Last month the official observatory of bank charges (Observatoire des tarifs bancaires - OTB) published its review of charges in 2019.
Upholding a promise given to President Macron at the height of the gilets jaunes protests at the end of 2018, the report confirms that charges remained unchanged in the year.
Not only were planned increases were frozen, but reductions in some charges still went ahead as planned, including a reduction in the cost of an international debit card.
The report points out that before the moratorium the banking services price index had risen by 12% between 2012 and 2018, and 32% between 1998-2018.
Whilst charges vary between banks, the report sets out the average cost of the main services and products by the retail banks.
Several of these services are offered free of charge by a large number of banks so the averages given are a little misleading. Neither do the figures cover interest paid on overdrafts.
|Average Bank Charges|
|Manage Account On-line||€0.57|
|SMS Account Alerts||€18.68 |
|International (Immediate) Debit Card||€41.64/year |
|International (Deferred) Debit Card||€43.15/year|
|Withdrawals from ATM of Other Banks||€0.91|
|Euro Money Transfer On-line||€0.0|
|Euro Money Transfer Branch||€3.99|
|Setting Up Direct Debit||€0.19|
|Account Management Fee||€19.11|
The annual charge for an international debit card ranges between €24 and €56, depending on the bank. Several on-line banks offer the cards free of charge. Charges for a Gold card are €120 per year upwards.
In terms of withdrawals from ATMs outside the bank network, around 90% of banks offer the service free of charge, although some impose a charge after several withdrawals.
The report also examined handling fees in connection with unauthorised overdrafts.
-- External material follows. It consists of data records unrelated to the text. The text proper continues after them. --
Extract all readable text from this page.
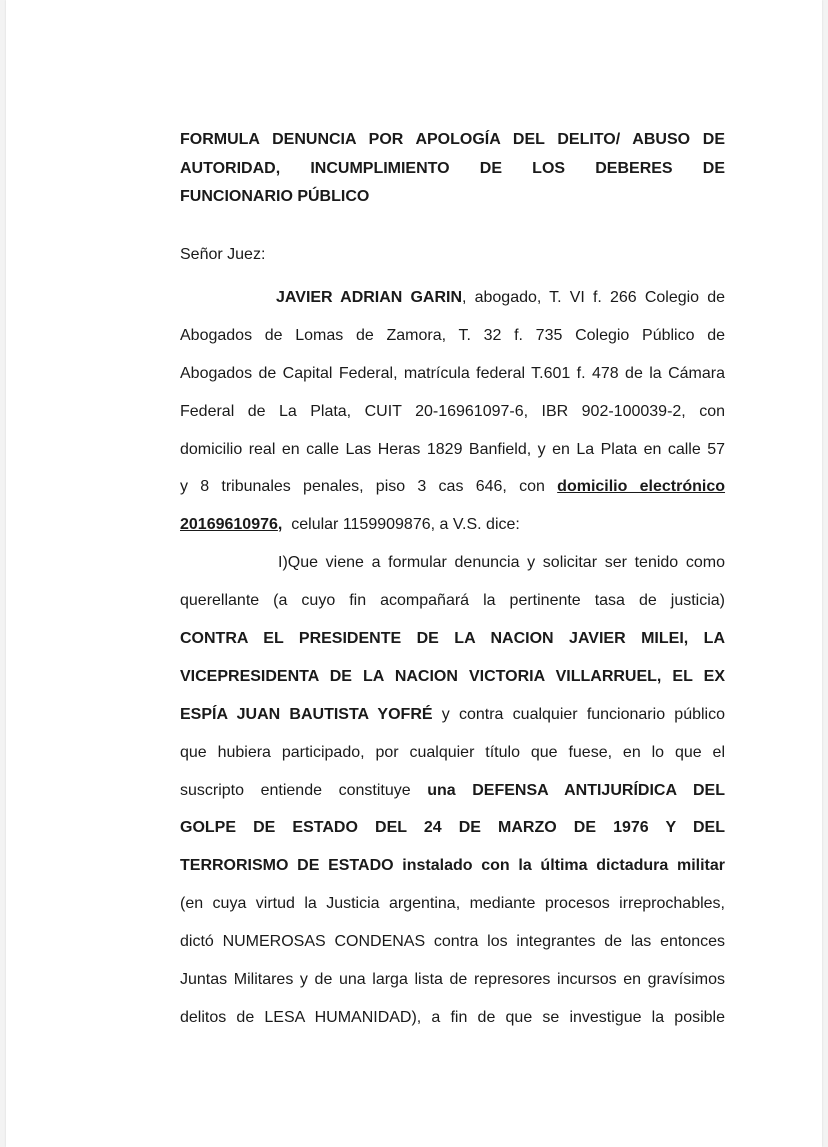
FORMULA DENUNCIA POR APOLOGÍA DEL DELITO/ ABUSO DE
AUTORIDAD, INCUMPLIMIENTO DE LOS DEBERES DE
FUNCIONARIO PÚBLICO

Señor Juez:

JAVIER ADRIAN GARIN, abogado, T. VI f. 266 Colegio de
Abogados de Lomas de Zamora, T. 32 f. 735 Colegio Público de
Abogados de Capital Federal, matrícula federal T.601 f. 478 de la Cámara
Federal de La Plata, CUIT 20-16961097-6, IBR 902-100039-2, con
domicilio real en calle Las Heras 1829 Banfield, y en La Plata en calle 57
y 8 tribunales penales, piso 3 cas 646, con domicilio electrónico
20169610976,  celular 1159909876, a V.S. dice:
I)Que viene a formular denuncia y solicitar ser tenido como
querellante (a cuyo fin acompañará la pertinente tasa de justicia)
CONTRA EL PRESIDENTE DE LA NACION JAVIER MILEI, LA
VICEPRESIDENTA DE LA NACION VICTORIA VILLARRUEL, EL EX
ESPÍA JUAN BAUTISTA YOFRÉ y contra cualquier funcionario público
que hubiera participado, por cualquier título que fuese, en lo que el
suscripto entiende constituye una DEFENSA ANTIJURÍDICA DEL
GOLPE DE ESTADO DEL 24 DE MARZO DE 1976 Y DEL
TERRORISMO DE ESTADO instalado con la última dictadura militar
(en cuya virtud la Justicia argentina, mediante procesos irreprochables,
dictó NUMEROSAS CONDENAS contra los integrantes de las entonces
Juntas Militares y de una larga lista de represores incursos en gravísimos
delitos de LESA HUMANIDAD), a fin de que se investigue la posible
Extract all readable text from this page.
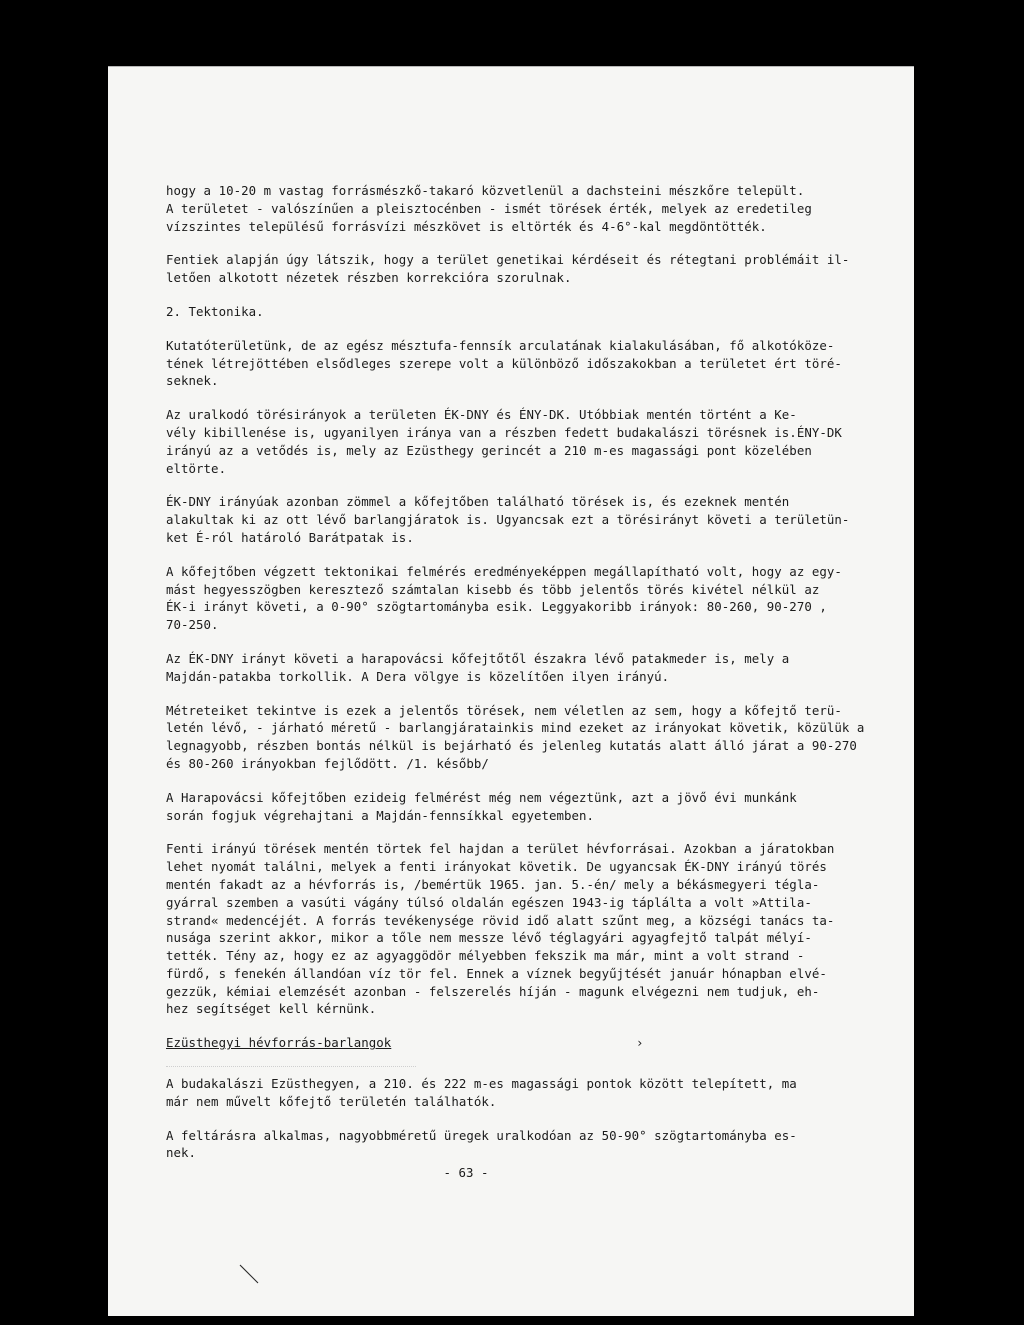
hogy a 10-20 m vastag forrásmészkő-takaró közvetlenül a dachsteini mészkőre települt.
A területet - valószínűen a pleisztocénben - ismét törések érték, melyek az eredetileg
vízszintes településű forrásvízi mészkövet is eltörték és 4-6°-kal megdöntötték.

Fentiek alapján úgy látszik, hogy a terület genetikai kérdéseit és rétegtani problémáit il-
letően alkotott nézetek részben korrekcióra szorulnak.

2. Tektonika.

Kutatóterületünk, de az egész mésztufa-fennsík arculatának kialakulásában, fő alkotóköze-
tének létrejöttében elsődleges szerepe volt a különböző időszakokban a területet ért töré-
seknek.

Az uralkodó törésirányok a területen ÉK-DNY és ÉNY-DK. Utóbbiak mentén történt a Ke-
vély kibillenése is, ugyanilyen iránya van a részben fedett budakalászi törésnek is.ÉNY-DK
irányú az a vetődés is, mely az Ezüsthegy gerincét a 210 m-es magassági pont közelében
eltörte.

ÉK-DNY irányúak azonban zömmel a kőfejtőben található törések is, és ezeknek mentén
alakultak ki az ott lévő barlangjáratok is. Ugyancsak ezt a törésirányt követi a területün-
ket É-ról határoló Barátpatak is.

A kőfejtőben végzett tektonikai felmérés eredményeképpen megállapítható volt, hogy az egy-
mást hegyesszögben keresztező számtalan kisebb és több jelentős törés kivétel nélkül az
ÉK-i irányt követi, a 0-90° szögtartományba esik. Leggyakoribb irányok: 80-260, 90-270 ,
70-250.

Az ÉK-DNY irányt követi a harapovácsi kőfejtőtől északra lévő patakmeder is, mely a
Majdán-patakba torkollik. A Dera völgye is közelítően ilyen irányú.

Métreteiket tekintve is ezek a jelentős törések, nem véletlen az sem, hogy a kőfejtő terü-
letén lévő, - járható méretű - barlangjáratainkis mind ezeket az irányokat követik, közülük a
legnagyobb, részben bontás nélkül is bejárható és jelenleg kutatás alatt álló járat a 90-270
és 80-260 irányokban fejlődött. /1. később/

A Harapovácsi kőfejtőben ezideig felmérést még nem végeztünk, azt a jövő évi munkánk
során fogjuk végrehajtani a Majdán-fennsíkkal egyetemben.

Fenti irányú törések mentén törtek fel hajdan a terület hévforrásai. Azokban a járatokban
lehet nyomát találni, melyek a fenti irányokat követik. De ugyancsak ÉK-DNY irányú törés
mentén fakadt az a hévforrás is, /bemértük 1965. jan. 5.-én/ mely a békásmegyeri tégla-
gyárral szemben a vasúti vágány túlsó oldalán egészen 1943-ig táplálta a volt »Attila-
strand« medencéjét. A forrás tevékenysége rövid idő alatt szűnt meg, a községi tanács ta-
nusága szerint akkor, mikor a tőle nem messze lévő téglagyári agyagfejtő talpát mélyí-
tették. Tény az, hogy ez az agyaggödör mélyebben fekszik ma már, mint a volt strand -
fürdő, s fenekén állandóan víz tör fel. Ennek a víznek begyűjtését január hónapban elvé-
gezzük, kémiai elemzését azonban - felszerelés híján - magunk elvégezni nem tudjuk, eh-
hez segítséget kell kérnünk.

Ezüsthegyi hévforrás-barlangok	›

A budakalászi Ezüsthegyen, a 210. és 222 m-es magassági pontok között telepített, ma
már nem művelt kőfejtő területén találhatók.

A feltárásra alkalmas, nagyobbméretű üregek uralkodóan az 50-90° szögtartományba es-
nek.

- 63 -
Such charges (called commissions d'intervention) are controlled by law to a maxium of €8 per incident, and €80 a month, and lower for households in difficulty. The report found that most banks charged up to these maximum limits.
The same was true for bounced cheques, which are also under statutory control, up to a maxium of €50 per cheque (or €30 for small sums), a charge which most banks imposed.
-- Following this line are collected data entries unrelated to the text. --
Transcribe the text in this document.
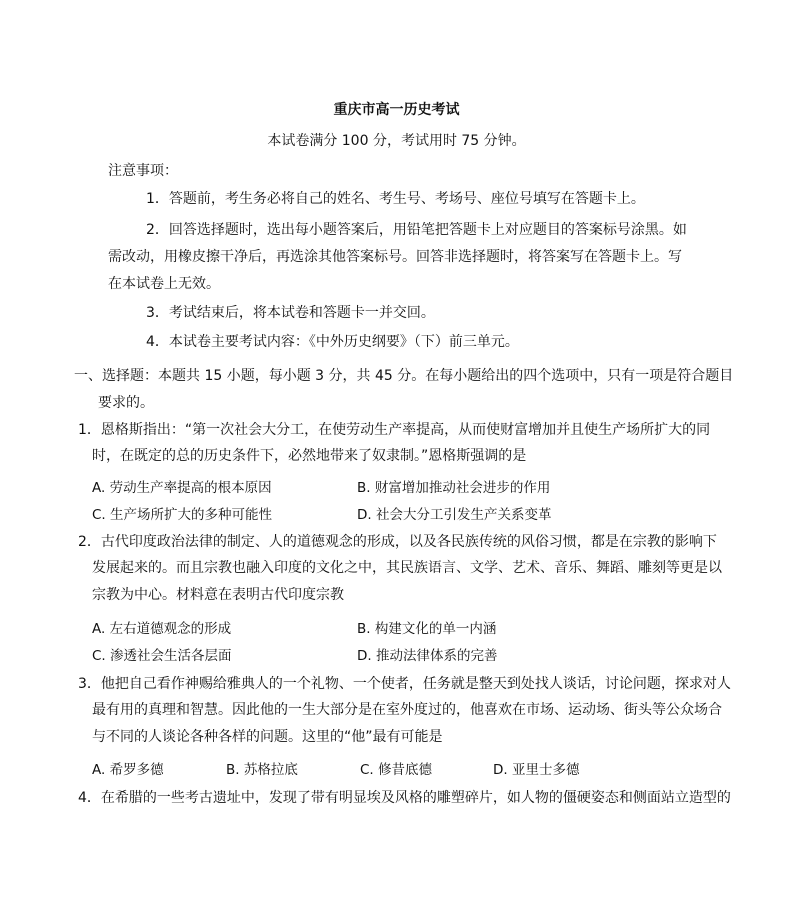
重庆市高一历史考试
本试卷满分 100 分，考试用时 75 分钟。
注意事项：
1．答题前，考生务必将自己的姓名、考生号、考场号、座位号填写在答题卡上。
2．回答选择题时，选出每小题答案后，用铅笔把答题卡上对应题目的答案标号涂黑。如
需改动，用橡皮擦干净后，再选涂其他答案标号。回答非选择题时，将答案写在答题卡上。写
在本试卷上无效。
3．考试结束后，将本试卷和答题卡一并交回。
4．本试卷主要考试内容：《中外历史纲要》（下）前三单元。
一、选择题：本题共 15 小题，每小题 3 分，共 45 分。在每小题给出的四个选项中，只有一项是符合题目
要求的。
1．恩格斯指出：“第一次社会大分工，在使劳动生产率提高，从而使财富增加并且使生产场所扩大的同
时，在既定的总的历史条件下，必然地带来了奴隶制。”恩格斯强调的是
A. 劳动生产率提高的根本原因	B. 财富增加推动社会进步的作用
C. 生产场所扩大的多种可能性	D. 社会大分工引发生产关系变革
2．古代印度政治法律的制定、人的道德观念的形成，以及各民族传统的风俗习惯，都是在宗教的影响下
发展起来的。而且宗教也融入印度的文化之中，其民族语言、文学、艺术、音乐、舞蹈、雕刻等更是以
宗教为中心。材料意在表明古代印度宗教
A. 左右道德观念的形成	B. 构建文化的单一内涵
C. 渗透社会生活各层面	D. 推动法律体系的完善
3．他把自己看作神赐给雅典人的一个礼物、一个使者，任务就是整天到处找人谈话，讨论问题，探求对人
最有用的真理和智慧。因此他的一生大部分是在室外度过的，他喜欢在市场、运动场、街头等公众场合
与不同的人谈论各种各样的问题。这里的“他”最有可能是
A. 希罗多德	B. 苏格拉底	C. 修昔底德	D. 亚里士多德
4．在希腊的一些考古遗址中，发现了带有明显埃及风格的雕塑碎片，如人物的僵硬姿态和侧面站立造型的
However, the statutory controls do not apply across all charges, so some banks and have introduced charges that get around them.
Thus, there is widespread use of charges for letters sent to customers advising them that their account is overdrawn - lettre d’information pour compte débiteur non autorisé - up to €24.40 per letter.
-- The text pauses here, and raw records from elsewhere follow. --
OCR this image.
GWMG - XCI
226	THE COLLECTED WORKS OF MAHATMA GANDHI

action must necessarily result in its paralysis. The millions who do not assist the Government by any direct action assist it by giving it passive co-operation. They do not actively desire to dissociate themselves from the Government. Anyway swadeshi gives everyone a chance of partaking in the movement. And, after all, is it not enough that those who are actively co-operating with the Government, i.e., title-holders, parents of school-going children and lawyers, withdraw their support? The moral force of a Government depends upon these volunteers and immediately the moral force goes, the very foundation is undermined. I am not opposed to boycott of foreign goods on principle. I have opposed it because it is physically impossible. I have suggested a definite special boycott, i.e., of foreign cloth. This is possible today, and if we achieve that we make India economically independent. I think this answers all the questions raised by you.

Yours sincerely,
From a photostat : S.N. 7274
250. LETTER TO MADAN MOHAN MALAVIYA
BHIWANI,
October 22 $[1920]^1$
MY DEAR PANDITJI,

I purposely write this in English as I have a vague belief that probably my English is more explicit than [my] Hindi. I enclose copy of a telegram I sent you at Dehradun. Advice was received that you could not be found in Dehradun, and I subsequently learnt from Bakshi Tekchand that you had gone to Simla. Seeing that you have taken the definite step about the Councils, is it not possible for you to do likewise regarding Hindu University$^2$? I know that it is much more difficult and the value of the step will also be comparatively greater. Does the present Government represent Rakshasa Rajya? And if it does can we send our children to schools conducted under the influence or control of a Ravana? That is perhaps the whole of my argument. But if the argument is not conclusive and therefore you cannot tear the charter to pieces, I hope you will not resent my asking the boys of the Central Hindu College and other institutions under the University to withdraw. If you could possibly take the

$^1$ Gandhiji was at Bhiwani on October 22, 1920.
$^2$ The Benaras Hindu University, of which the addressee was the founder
With charges frozen last year, and a permanent ceiling on charges, the impact on the bottom line for the banks has not been without consequence. A number of them have come out publicly over the past few weeks stating that the position cannot be maintained in 2020.
As is occurring elsewhere in Europe, banks are also suffering from significant changes that have occurred in their business model. Due to the persistence of low interest rates, the income they earn from providing loans and in managing savings accounts has reduced significantly.
New on-line neo-banks have also established a strong foothold in the market. That is not without significant consequence for the main French banks, whose presence on the High Street remains the highest in Europe. Such has been the level of competition that the banks have been obliged to set up their own on-line subsiduaries or acquire an on-line bank.
As a result, raising some of their most obvious standard charges has proved more difficult to accomplish.
Although it remains a mixed picture, many banks are proposing increases in charges next year or direct debits and standing orders, an international debit card, and for closing and transferring certain savings accounts.
In addition, some banks are proposing to increase their administration charge (frais de dossier) for processing mortgages or personal loan applications. These costs are already frequently several hundred euros or more and can increase significantly the costs of a loan. A minimum charge of 1% of the loan is not unusual.
Other increases that also appear to be in the pipeline are to introduce or increase charges for assistance with re-issuing a bank code, or charging for a replacement lost card.
Some banks also now charge for providing paper statements, a practice that is being more widely adopted, as they seek to persuade their customers to switch to on-line statements.
It is unlikely that your bank will flag up these increases to you. Most are unlikely to do much more than send out their schedule of new tariffs, without pointing out the changes. You will need to go through the schedule of tariffs to establish what changes have been introduced.